O trabalho calcula que 54% da população mundial
vivem em zonas urbanas, e que até 2050 essa proporção será de 66%, sobretudo na
Ásia e África. A Organização Mundial da Saúde (OMS) afirma que quase um bilhão
de pessoas vivem em favelas urbanas, nos assentamentos informais, nas ruas, sob
as pontes e ao longo das vias férreas.
Rizell, de 17 anos, e seu bebê de três semanas vivem
sob uma ponte em San Dionisio, na Indonésia. Foto: Save the Children.
As mulheres que vivem nas cidades podem ter um
acesso mais fácil à atenção primária da saúde, incluindo os hospitais, mas
muitos governos não conseguiram seguir o ritmo desse rápido crescimento urbano.
Um terço de todos os residentes urbanos, mais de 860 milhões de pessoas, vive
em favelas onde há escassez de água potável e saneamento, além de uma
generalizada desnutrição.
Apesar dos avanços obtidos em todo o mundo na
redução da mortalidade urbana nos menores de cinco anos, a brecha de
sobrevivência entre as crianças ricas e pobres das cidades cresce mais
rapidamente do que nas zonas rurais.
Na maioria dos países em desenvolvimento
pesquisados a população infantil correspondente aos 20% mais pobres da escala
socioeconômica tem o dobro de probabilidade de morrer do que as crianças dos
20% mais ricos. Em algumas cidades essa disparidade é muito maior.

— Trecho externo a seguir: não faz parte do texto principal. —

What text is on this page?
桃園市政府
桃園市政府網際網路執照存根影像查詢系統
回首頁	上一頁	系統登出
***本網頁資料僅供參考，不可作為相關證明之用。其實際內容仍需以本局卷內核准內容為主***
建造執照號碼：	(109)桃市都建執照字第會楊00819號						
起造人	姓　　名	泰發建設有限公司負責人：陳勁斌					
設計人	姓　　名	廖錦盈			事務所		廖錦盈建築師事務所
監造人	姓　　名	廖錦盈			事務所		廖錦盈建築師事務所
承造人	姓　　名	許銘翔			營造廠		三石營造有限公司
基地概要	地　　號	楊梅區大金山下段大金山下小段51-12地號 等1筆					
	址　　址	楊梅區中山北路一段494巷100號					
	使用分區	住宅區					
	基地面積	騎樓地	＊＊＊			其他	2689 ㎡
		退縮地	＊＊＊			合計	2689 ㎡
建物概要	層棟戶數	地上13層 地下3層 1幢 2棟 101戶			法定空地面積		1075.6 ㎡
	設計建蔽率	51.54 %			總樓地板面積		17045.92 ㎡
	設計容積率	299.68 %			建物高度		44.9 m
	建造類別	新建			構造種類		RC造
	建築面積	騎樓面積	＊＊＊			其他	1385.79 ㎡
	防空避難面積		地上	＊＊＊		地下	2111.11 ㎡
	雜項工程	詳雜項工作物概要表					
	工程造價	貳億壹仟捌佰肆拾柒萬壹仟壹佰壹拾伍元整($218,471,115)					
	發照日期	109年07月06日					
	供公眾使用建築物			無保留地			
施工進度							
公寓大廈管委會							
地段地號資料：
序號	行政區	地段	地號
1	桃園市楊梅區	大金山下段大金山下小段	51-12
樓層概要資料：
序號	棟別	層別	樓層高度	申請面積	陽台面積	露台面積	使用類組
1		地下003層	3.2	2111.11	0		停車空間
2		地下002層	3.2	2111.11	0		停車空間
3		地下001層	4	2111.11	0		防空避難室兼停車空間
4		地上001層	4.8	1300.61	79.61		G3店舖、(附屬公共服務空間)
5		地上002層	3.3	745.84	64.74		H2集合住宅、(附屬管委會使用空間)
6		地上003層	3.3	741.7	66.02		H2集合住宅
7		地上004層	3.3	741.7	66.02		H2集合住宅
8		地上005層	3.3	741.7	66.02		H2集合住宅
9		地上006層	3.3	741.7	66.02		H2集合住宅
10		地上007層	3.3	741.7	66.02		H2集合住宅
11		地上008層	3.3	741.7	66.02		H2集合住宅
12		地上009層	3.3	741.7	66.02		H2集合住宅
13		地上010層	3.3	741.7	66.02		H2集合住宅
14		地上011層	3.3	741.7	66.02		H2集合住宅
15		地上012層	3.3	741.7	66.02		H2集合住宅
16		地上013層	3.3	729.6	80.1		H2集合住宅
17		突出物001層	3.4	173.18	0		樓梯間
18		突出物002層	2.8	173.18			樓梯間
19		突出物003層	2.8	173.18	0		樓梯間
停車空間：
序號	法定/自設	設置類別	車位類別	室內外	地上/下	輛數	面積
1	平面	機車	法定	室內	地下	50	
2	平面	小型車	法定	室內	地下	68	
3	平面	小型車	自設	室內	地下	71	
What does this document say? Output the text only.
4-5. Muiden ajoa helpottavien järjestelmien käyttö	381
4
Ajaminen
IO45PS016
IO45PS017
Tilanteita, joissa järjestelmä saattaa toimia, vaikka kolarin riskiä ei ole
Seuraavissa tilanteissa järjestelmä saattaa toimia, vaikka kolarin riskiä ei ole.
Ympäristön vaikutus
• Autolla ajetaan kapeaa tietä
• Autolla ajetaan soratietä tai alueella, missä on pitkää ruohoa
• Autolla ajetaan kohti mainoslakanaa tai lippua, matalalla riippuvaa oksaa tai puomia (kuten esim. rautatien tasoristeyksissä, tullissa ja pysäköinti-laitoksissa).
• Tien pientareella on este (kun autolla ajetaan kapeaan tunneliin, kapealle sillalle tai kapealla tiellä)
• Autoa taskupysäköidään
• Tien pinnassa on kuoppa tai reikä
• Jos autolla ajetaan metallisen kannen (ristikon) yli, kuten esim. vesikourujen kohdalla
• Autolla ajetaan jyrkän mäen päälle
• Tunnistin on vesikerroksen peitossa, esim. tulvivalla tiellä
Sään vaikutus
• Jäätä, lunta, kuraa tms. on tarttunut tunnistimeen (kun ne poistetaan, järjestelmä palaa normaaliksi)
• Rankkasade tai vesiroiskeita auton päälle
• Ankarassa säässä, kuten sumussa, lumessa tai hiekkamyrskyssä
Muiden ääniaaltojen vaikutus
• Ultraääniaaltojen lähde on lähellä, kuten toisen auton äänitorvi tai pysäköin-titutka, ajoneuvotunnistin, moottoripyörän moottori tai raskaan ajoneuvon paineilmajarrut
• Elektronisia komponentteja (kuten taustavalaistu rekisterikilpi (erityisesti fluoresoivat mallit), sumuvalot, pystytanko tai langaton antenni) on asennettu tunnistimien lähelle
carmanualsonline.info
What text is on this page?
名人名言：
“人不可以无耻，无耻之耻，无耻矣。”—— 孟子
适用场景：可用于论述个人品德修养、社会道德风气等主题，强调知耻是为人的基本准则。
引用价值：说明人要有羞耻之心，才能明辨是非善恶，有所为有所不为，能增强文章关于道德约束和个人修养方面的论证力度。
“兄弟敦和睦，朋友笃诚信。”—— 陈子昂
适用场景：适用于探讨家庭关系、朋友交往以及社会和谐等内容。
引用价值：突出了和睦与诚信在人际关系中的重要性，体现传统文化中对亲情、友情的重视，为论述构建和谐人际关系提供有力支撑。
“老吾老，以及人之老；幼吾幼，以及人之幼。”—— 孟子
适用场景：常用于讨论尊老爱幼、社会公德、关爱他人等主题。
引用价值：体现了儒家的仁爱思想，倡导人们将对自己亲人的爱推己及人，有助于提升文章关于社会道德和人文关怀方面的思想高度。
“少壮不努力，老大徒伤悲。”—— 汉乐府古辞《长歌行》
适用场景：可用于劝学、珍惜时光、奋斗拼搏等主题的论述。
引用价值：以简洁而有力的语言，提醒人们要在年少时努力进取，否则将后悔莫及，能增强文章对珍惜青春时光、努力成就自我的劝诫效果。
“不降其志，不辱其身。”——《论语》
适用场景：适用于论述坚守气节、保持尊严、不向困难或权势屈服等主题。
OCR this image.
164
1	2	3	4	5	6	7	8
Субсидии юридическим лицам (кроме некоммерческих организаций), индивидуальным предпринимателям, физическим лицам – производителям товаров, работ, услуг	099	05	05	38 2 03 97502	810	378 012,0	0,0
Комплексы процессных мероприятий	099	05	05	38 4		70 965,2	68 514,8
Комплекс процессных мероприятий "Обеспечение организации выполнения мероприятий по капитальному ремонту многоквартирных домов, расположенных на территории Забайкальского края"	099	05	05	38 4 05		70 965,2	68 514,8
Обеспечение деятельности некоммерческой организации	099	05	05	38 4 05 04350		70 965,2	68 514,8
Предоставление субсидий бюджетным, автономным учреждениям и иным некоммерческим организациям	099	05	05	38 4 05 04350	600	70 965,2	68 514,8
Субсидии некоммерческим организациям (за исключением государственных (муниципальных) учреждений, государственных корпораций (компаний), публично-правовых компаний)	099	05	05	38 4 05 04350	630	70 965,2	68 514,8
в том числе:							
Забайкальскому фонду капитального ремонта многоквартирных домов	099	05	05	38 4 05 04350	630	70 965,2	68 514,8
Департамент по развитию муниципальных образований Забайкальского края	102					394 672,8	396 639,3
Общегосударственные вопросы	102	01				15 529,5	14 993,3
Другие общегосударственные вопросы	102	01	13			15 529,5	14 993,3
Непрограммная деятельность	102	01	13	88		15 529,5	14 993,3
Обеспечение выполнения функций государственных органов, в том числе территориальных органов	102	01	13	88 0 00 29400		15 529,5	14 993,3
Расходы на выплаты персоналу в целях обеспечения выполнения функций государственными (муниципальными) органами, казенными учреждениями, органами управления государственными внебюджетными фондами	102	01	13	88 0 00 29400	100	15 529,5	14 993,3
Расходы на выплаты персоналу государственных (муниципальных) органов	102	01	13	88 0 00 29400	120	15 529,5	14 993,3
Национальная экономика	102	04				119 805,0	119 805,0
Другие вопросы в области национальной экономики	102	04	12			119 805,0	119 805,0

Robert Clay, vice-presidente de saúde e nutrição da
Save the Children, explicou que os pobres urbanos são mais transitórios,
já que tendem a ter empregos e condições de vida mais instáveis. No meio rural,
muita gente conta com terra e alimentos, pelo menos, bem como um sistema de
apoio comunitário mais sólido.
“Nas zonas urbanas isso não existe. As cidades
estão superlotadas por muitos grupos étnicos que convivem, por isso é um pouco
mais difícil a integração, a comunicação e a geração de confiança. A população
oculta é a mais problemática de se alcançar”, apontou Clay à IPS. Acrescentou
que a falta de dados complica o acesso de organizações humanitárias, como Save
the Children, ou dos governos nacionais e municipais a essas comunidades
marginalizadas.
Os 10 países em desenvolvimento com maior brecha de
sobrevivência infantil são Bangladesh, Camboja, Gana, Índia, Quênia,
Madagascar, Nigéria, Peru, Ruanda e Vietnã. Segundo o índice materno de 2015,
baseado nos critérios de saúde materna, bem-estar infantil, nível educacional,
situação econômica e situação política feminina, a Save the Children
conclui que as condições são dramáticas para as mães e os filhos desses 10
países pior qualificados, dos quais oito ficam na África central e ocidental.
Segundo Miles, “em média, nesses países uma em cada
30 mulheres morre por causas relacionadas com a gravidez, e uma em cada oito
crianças morre antes de completar os cinco anos”.
O rio que passa pela favela de Kroo Bay, em Serra
Leoa. Foto: Save the Children.
Em nível mundial, baixaram as taxas de mortalidade
dos menores de cinco anos, de 90 para 46 mortes para cada mil nascidos vivos.
Mas, estes números ocultam o fato de a sobrevivência infantil estar
estreitamente ligada à posição econômica da família, e deixam de lado as
condições de pobreza e a vida insalubre dos bairros marginalizados, segundo a
organização.
O informe da Save the Children também revela
algumas boas soluções aplicadas pelos governos para reduzir a mortalidade
materna e infantil e fechar a brecha da iniquidade entre crianças ricas e
pobres em seus países. Os melhores casos são registrados nas capitais de
Etiópia, Egito, Guatemala, Uganda, Filipinas e Camboja.
“A Etiópia, onde recentemente foi acelerado o
crescimento econômico, as soluções foram no sentido de desenvolver políticas de
focalização eficazes, e deu atenção médica preventiva e curativa acessível às
mães e às crianças pobres”, destacou Clay. “A Etiópia deve ser um modelo para
outros países, no que diz respeito ao acesso às comunidades nos bairros pobres,
de maneira que a população local não seja excluída”, acrescentou. Segundo Clay,
a contratação de trabalhadores de extensão urbana, que podem ir às localidades,
falar o idioma das pessoas que vivem ali e entender sua situação e suas
necessidades, é vital.
Miles disse que sua organização exorta todos os
governos a aplicarem medidas para investir na atenção sanitária materna e
infantil universal, desenvolver planos urbanísticos intersetoriais e reduzir as
desvantagens urbanas, bem como para priorizar os Objetivos de Desenvolvimento
Sustentável (ODS) da Agenda de desenvolvimento pós-2015.